Atene (Grecia), 11 giu. (LaPresse/Reuters) - La televisione di Stato greca Ert torna in onda a due anni dalla chiusura decisa dal governo precedente nell'ambito delle drastiche misure di austerità. Fra le lacrime e gli abbracci dei dipendenti, che si sono radunati nella sede della tv fin dalle prime ore del mattino, l'emittente è tornata sugli schermi con il talk-show del mattino e prima del lancio della trasmissione ha mandato in onda immagini di luoghi simbolo della Grecia con il sottofondo dell'inno nazionale. L'attuale premier Alexis Tsipras, leader di Syriza, aveva definito la chiusura di Ert "una grande ferita", facendo della riapertura dell'emittente una delle sue priorità. E il partito ha commentato la riapertura definendola una "grande vittoria per la democrazia". 'Il ritorno di Ert a due anni dal nero', si leggeva sul fascione in basso allo schermo durante la trasmissione di stamattina. Per stasera è previsto un concerto davanti alla sede della tv.

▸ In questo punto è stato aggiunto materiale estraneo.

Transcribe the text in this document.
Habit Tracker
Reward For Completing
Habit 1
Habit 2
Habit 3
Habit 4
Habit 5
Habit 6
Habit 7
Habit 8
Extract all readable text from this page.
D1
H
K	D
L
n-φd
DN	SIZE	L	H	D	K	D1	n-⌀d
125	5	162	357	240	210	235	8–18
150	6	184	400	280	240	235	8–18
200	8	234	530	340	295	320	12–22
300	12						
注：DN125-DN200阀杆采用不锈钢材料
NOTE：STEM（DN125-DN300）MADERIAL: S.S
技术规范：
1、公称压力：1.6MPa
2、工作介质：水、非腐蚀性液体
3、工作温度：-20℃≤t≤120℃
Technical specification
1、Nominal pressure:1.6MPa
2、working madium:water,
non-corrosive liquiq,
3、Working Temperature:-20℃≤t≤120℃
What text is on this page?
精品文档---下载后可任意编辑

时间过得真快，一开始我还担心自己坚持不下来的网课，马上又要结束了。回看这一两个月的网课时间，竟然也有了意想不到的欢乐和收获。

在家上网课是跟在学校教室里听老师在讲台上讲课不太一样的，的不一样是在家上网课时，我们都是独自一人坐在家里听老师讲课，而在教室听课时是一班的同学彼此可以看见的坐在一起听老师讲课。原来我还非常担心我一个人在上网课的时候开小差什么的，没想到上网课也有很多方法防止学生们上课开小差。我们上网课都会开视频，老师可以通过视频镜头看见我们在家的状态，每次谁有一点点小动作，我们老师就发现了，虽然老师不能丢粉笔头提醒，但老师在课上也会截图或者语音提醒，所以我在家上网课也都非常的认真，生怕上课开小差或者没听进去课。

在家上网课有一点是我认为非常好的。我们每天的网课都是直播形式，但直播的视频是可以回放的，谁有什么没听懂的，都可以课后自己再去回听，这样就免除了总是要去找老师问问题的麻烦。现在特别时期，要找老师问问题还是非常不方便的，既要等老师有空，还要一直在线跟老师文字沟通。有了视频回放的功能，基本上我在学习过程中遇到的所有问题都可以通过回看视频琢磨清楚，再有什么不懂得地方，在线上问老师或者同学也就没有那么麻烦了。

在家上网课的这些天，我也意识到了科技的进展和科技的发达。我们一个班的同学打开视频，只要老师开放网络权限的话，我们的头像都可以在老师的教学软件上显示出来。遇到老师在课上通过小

Ert, la cui gestione costa 300 milioni all'anno, fu oscurata all'improvviso l'11 giugno del 2013 e la chiusura scatenò un'ondata di proteste, portando migliaia di persone per le strade e al ritiro dei partner dalla coalizione di governo di allora. Ert fu sostituita dall'emittente Nerit, di dimensioni ridotte, che si pensa verrà adesso riassorbita da Ert. Questa settimana dal logo che si trova nel quartier generale della tv sono state rimosse le lettere N e I. Il governo ha promesso che i circa 2.500 dipendenti in esubero, tra cui c'erano 600 giornalisti, saranno riassunti a un costo di circa 30 milioni di euro all'anno che sarà coperto tramite una tassa mensile già esistete sulle bollette dell'elettricità.